Each retreat pursues three basic goals:
Allow each participant to safely unburden the hurts and pressures of life and ministry in a safe, non-judgmental, and loving environment.
Assist each person to understand herself/himself more completely.
To encourage the participants to develop new levels of self-acceptance as well as more effective relational skills. This often includes evaluation of expectations, reordering of priorities, improving communication skills and bringing a new prospective concerning their life and ministry.
Why People Come to Shepherd's Canyon Retreats
People come to Shepherd’s Canyon Retreat with complaints of overwhelming personal, marital, and congregational conflicts, ministry burnout, depression, marital discord, infidelity, and struggles with addictive behavior. As is common for us all, when we are in physical or emotional pain, we attempt to remove ourselves from it as quickly as possible.
At Shepherd’s Canyon Retreat, while we strive to help people alleviate their suffering, we also strongly encourage them to both describe their agony and, even more importantly, to learn from it.

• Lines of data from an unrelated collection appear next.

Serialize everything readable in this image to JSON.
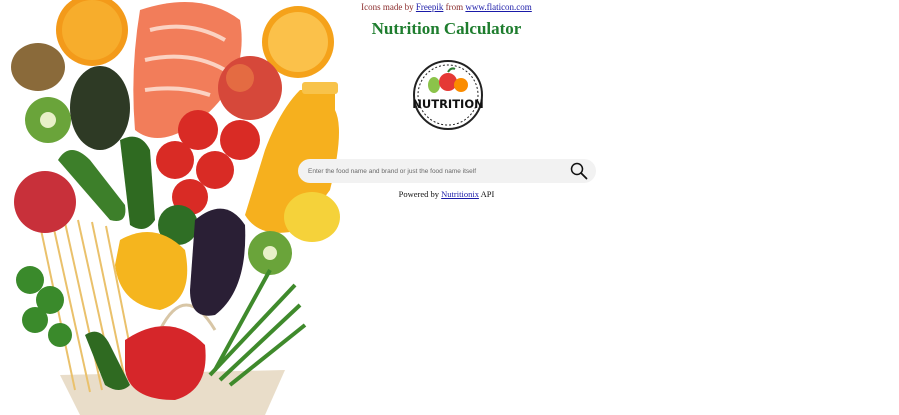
{
  "credit": {
    "prefix": "Icons made by",
    "author_link": "Freepik",
    "middle": "from",
    "site_link": "www.flaticon.com"
  },
  "title": "Nutrition Calculator",
  "logo": {
    "text": "NUTRITION",
    "icon": "fruit-basket-icon"
  },
  "search": {
    "placeholder": "Enter the food name and brand or just the food name itself",
    "icon": "search-icon"
  },
  "powered": {
    "prefix": "Powered by",
    "link": "Nutritionix",
    "suffix": "API"
  },
  "colors": {
    "title": "#1e7d2e",
    "credit_text": "#8b2d2d",
    "link": "#1a1aa8",
    "search_bg": "#f2f2f2"
  }
}
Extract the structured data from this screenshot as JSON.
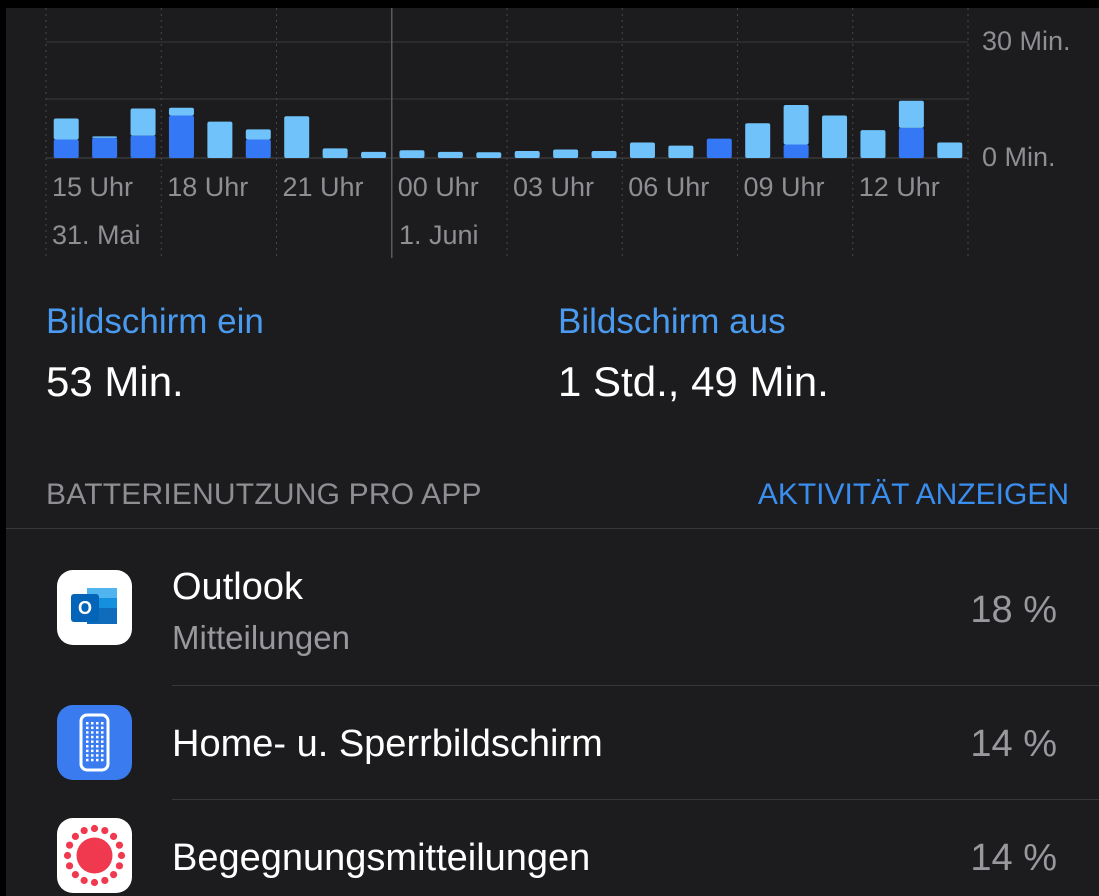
{
  "chart_data": {
    "type": "bar",
    "stacked": true,
    "y_axis_labels": [
      "30 Min.",
      "0 Min."
    ],
    "ylim": [
      0,
      30
    ],
    "x_tick_labels": [
      "15 Uhr",
      "18 Uhr",
      "21 Uhr",
      "00 Uhr",
      "03 Uhr",
      "06 Uhr",
      "09 Uhr",
      "12 Uhr"
    ],
    "date_labels": [
      "31. Mai",
      "1. Juni"
    ],
    "series": [
      {
        "color": "#3478f6",
        "values": [
          4.8,
          5.2,
          5.8,
          11.0,
          0.0,
          4.8,
          0.0,
          0.0,
          0.0,
          0.0,
          0.0,
          0.0,
          0.0,
          0.0,
          0.0,
          0.0,
          0.0,
          5.0,
          0.0,
          3.5,
          0.0,
          0.0,
          7.8,
          0.0
        ]
      },
      {
        "color": "#6fc3fa",
        "values": [
          5.4,
          0.4,
          7.0,
          2.0,
          9.4,
          2.6,
          10.8,
          2.5,
          1.6,
          2.0,
          1.6,
          1.5,
          1.8,
          2.2,
          1.8,
          4.0,
          3.2,
          0.0,
          9.0,
          10.2,
          11.0,
          7.2,
          7.0,
          4.0
        ]
      }
    ]
  },
  "stats": {
    "screen_on_label": "Bildschirm ein",
    "screen_on_value": "53 Min.",
    "screen_off_label": "Bildschirm aus",
    "screen_off_value": "1 Std., 49 Min."
  },
  "section": {
    "title": "BATTERIENUTZUNG PRO APP",
    "action": "AKTIVITÄT ANZEIGEN"
  },
  "apps": [
    {
      "name": "Outlook",
      "subtitle": "Mitteilungen",
      "percent": "18 %",
      "icon": "outlook-icon"
    },
    {
      "name": "Home- u. Sperrbildschirm",
      "subtitle": "",
      "percent": "14 %",
      "icon": "phone-screen-icon"
    },
    {
      "name": "Begegnungsmitteilungen",
      "subtitle": "",
      "percent": "14 %",
      "icon": "exposure-notification-icon"
    }
  ],
  "colors": {
    "accent": "#4a9bf0",
    "background": "#1c1c1e",
    "bar_dark": "#3478f6",
    "bar_light": "#6fc3fa"
  }
}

A useful scriptural passage regarding this difficult issue is Romans 5:3-5: “…we also rejoice in our sufferings, because we know that suffering produces perseverance; perseverance, character; and character, hope. And hope does not disappoint us, because God has poured out his love into our hearts by the Holy Spirit, whom he has given us.” This scripture makes it clear: suffering, while not to be sought after, is, nevertheless, purposeful and has the enormous potential to deepen our relationship with God and with each other. This is at the heart of what occurs at Shepherd’s Canyon Retreat.
For clients who are married, we strongly suggest spousal participation. We also ask that pariticipants be in a place of readiness for the tough work of self-disclosure and self-awareness. To further enhance the experience we ask that clients totally suspend their ministry responsibilities (including sermon or teaching preparations) for the duration of their session.